Quote from: Lisa on November 26, 2010, 08:11:58 PM
Yeah, I was being honest with him about that one. Only result of that was he told me I was inexperienced and then the next 3 months pretty much went with him telling me I needed to go out and get a boyfriend. To me that is the wrong approach, I mean you can't just go out and find someone to love, it is going to happen when it happens, not at a scheduled time and place.
It would be silly to force yourself, and not honest to your new boyfriend as well. However, finding someone to ->-bleeped-<- in the gay scene is not  difficult once you know how the scene "works". But if you're not interested in sex, then of course that's no good option for you.
Quote from: Lisa on November 26, 2010, 08:11:58 PM
The question I really hate the most is this one:
So if you get this sex change then are you going to sleep with men or women?
Oh, I got that asked too.Well, my answer was different from yours (and honest, mind you!): "I haven't ever cared yet, I don't think I'll ever care in the future. I have loved both sexes and genders and have ->-bleeped-<-ed both as well, don't see much of a difference there in terms of attraction, so why would that change?" Maybe it's just nasty to deal with a full-blown bisexual and transsexual patient if you're a therapist and need or want clichés to cling to. P*ssed me off as well as I thought - what does it matter??? But from the viewpoint of psychoanalysis, being bisexual means... I don't remenber it in detail, but it was some very weird quasi-esoteric explanation which probably makes bi people highly fascinating for psychoanalysts as we don't fit neatly into the scheme, even less if we're trans. Has something to do with your anal or oedipal or whatever phase being resolved in an unusual way or whatever. Psychoanalysis is just quackery, pseudo-science (see Wikipedia entry), so who cares what exactly they mean by that. Best advice: don't take that for serious. It's no more scientific than astrology. 
Quote from: Layn on November 28, 2010, 05:37:04 PM
my therapist here in germany is all "You gotta do a year RLE before hormones!" too. I didn't go right into the hormone thing, because i didn't want to give the impression that i am there just for the hormones. of course i am, but i'm thinking that makes him more open to what i have to say. However our talks feel very antagonistic, and i really don't know what to talk about. lately a lot of the time no one says anything, which really bothers me because when theres silence i need to fill it. at the beginning he made some odd questions about sexuality, but i think once he got that i'm asexual, he stopped. it scares me that i feel happy and that i feel victorious when he contradicts himself or i feel that i have outsmarted him.
Sure, you haven't been open and out right from the start for what you want from him, so of course that does not help for the relationship. On the other hand, it's interesting how much the non-hormonal 1 year RLE is sooo important in countries where you don't pay the therapist yourself, and in other countries it tends to be much cooler. They seem to be very aware of who pays them... As long as you got the letter, it's fine.

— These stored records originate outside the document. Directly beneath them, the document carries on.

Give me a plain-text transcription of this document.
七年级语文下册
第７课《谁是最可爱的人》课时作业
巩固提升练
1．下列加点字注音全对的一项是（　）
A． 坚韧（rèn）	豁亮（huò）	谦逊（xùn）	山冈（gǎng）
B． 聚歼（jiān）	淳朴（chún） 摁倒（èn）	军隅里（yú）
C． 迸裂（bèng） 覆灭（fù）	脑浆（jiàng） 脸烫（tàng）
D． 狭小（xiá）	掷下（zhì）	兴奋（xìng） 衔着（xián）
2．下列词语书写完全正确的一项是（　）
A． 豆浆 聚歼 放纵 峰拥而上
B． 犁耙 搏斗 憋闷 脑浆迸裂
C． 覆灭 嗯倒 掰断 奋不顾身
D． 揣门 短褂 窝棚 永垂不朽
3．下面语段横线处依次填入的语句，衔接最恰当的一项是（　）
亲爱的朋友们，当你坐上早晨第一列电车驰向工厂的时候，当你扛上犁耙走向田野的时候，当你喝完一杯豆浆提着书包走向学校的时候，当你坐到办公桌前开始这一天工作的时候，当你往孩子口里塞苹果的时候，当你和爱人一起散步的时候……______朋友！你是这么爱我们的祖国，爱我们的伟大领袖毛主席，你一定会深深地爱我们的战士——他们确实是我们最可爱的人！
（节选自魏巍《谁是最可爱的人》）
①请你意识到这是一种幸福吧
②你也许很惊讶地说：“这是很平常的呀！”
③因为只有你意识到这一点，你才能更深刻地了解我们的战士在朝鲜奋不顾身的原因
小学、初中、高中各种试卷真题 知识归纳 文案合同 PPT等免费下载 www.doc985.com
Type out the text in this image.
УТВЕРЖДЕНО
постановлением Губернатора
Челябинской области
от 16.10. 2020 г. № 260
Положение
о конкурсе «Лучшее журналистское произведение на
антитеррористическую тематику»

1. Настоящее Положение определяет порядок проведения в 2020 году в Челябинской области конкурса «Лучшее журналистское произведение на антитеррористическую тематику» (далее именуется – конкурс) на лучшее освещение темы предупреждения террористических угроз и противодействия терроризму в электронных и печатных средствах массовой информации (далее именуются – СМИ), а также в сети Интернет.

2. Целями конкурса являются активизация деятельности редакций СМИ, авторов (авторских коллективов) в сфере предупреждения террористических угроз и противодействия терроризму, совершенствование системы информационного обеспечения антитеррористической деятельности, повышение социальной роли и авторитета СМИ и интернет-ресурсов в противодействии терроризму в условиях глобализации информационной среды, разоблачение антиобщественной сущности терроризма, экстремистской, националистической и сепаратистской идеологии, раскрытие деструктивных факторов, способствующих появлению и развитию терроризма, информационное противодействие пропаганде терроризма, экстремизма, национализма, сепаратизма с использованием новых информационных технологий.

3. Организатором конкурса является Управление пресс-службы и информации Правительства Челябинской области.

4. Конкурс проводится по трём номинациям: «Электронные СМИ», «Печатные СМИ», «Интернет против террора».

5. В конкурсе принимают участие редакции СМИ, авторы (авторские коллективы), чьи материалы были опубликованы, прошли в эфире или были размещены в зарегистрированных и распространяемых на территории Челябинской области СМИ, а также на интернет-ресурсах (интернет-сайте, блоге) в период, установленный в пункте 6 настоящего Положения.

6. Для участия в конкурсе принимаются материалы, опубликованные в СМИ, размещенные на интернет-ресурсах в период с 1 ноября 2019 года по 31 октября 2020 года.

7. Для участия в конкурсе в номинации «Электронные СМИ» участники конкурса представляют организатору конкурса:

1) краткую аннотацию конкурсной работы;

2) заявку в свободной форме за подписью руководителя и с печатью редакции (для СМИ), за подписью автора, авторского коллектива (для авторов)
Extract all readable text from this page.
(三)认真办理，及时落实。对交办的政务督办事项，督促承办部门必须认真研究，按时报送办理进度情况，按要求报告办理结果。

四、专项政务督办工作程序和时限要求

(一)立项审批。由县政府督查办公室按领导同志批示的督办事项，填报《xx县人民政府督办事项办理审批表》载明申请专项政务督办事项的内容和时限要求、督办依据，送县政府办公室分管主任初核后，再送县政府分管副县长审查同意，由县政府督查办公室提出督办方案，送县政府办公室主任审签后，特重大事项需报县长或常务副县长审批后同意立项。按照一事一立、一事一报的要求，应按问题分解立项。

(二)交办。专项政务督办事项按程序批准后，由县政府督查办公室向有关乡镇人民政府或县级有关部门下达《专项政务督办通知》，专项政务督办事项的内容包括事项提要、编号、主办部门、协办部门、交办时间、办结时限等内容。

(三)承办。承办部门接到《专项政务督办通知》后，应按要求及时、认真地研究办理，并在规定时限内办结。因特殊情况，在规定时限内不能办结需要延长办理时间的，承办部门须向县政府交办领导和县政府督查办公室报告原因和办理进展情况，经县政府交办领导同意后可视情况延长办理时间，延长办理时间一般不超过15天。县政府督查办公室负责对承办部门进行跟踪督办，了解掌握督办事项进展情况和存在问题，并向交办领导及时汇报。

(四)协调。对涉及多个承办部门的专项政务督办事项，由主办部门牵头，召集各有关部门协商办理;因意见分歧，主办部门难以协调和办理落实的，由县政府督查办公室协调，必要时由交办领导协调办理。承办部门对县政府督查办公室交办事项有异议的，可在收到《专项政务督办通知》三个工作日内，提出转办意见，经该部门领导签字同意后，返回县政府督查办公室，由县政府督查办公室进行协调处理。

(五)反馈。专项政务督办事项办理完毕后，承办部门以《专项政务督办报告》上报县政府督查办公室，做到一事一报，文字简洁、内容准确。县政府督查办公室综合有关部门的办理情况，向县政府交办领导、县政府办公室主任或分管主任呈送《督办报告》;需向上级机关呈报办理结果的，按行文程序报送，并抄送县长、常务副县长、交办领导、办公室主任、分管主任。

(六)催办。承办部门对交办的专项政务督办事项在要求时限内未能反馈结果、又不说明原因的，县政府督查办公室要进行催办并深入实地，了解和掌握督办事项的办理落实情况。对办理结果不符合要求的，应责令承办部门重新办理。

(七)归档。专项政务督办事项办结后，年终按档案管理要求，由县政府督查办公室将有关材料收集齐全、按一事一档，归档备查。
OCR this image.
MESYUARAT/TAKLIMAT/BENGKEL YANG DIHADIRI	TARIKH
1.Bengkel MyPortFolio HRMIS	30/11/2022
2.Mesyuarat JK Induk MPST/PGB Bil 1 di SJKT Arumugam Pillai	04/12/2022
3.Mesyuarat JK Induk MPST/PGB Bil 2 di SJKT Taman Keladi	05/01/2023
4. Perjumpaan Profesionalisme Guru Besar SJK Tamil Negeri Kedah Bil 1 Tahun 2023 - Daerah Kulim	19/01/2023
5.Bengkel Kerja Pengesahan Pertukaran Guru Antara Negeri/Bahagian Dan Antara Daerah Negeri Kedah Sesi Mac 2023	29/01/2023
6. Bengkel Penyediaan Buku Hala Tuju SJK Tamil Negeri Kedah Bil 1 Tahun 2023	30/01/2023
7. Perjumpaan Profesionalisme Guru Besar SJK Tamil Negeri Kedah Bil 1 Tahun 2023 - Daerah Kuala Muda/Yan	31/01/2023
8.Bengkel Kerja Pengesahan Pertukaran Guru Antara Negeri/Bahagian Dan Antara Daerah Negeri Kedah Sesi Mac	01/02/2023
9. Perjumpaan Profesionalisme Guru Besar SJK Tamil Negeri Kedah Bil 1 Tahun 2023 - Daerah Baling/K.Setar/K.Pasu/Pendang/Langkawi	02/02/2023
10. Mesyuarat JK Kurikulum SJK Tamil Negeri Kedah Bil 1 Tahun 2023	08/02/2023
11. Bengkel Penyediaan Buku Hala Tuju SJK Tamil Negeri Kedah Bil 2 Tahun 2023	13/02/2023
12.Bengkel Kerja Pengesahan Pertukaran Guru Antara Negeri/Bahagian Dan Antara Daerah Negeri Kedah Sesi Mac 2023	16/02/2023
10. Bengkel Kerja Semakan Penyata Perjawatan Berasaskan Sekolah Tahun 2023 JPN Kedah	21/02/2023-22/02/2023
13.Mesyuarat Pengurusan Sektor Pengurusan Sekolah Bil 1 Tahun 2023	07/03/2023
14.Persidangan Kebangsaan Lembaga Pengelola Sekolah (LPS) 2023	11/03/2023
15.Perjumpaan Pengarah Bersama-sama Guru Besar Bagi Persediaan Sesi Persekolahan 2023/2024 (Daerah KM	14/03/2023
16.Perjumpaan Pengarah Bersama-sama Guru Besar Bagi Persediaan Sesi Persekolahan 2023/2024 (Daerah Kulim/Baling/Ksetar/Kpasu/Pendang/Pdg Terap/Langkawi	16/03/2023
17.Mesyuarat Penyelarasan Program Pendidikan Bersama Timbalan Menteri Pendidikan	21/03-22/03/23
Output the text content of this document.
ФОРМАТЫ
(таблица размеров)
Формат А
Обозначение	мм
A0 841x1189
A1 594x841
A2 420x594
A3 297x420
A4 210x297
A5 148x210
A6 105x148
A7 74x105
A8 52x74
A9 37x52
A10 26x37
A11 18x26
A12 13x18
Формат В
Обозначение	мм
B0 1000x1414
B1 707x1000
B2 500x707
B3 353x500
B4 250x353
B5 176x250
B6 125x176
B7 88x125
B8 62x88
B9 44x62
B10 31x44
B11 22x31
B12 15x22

Whatefer, if you have a pseudo-therapeutic relationship with your therapist, best thing to do is: throw pseudo-issues into the sessions which you may work on together and where he may "help" you and feel fine about having been able to help you. I did this with a sick building syndrome of my parents, but based on real toxic substances where they lived, and other stuff as well. Didn't need him for any of that, but it helped us avoid sessions without any talk. That was a good pastime.
Quote from: E on November 28, 2010, 07:44:15 PM
I definitely have an antagonistic relationship with my therapist (who's the kind of therapist to refer to post-transition trans women as "he", and tried to cheer me up by telling a story about how "he" managed to "fool" his partner into thinking "he" was a woman for years). She asked me the question of what sex I am in my sexual fantasies - I told her the truth: Female.
I came in to session 1 with high hopes. I left more depressed than I've ever been in my entire life, and haven't recovered fully since. At this stage, she is my enemy - my nemesis - and I have to defeat her.
So, yeah, I'm right there with you.
Sounds awful, and hope you'll be better soon. I did not have that depressing effect. But dealt with a shrink (psychoanalysis again) for my second letter, and in her writings, she refers to trans people throughout with their gender assigned at birth, even after operation. That was weird. Very weird. But at least I knew where I was with her. You know you deal with a person who does not respect you at all in what you are. I told her that and got a typical semi-esoteric psychoanalytic fuzzy response to my question which I cannot reproduce any more, something with development phases and creative solutions to them. I mean, why don't they send us to astrologists right away? Or people who use a pendulum to figure out if we're trans or not? Both my shrink and she are psychoanalysts, by the way. Very weird.
I hope things will work out fine for you.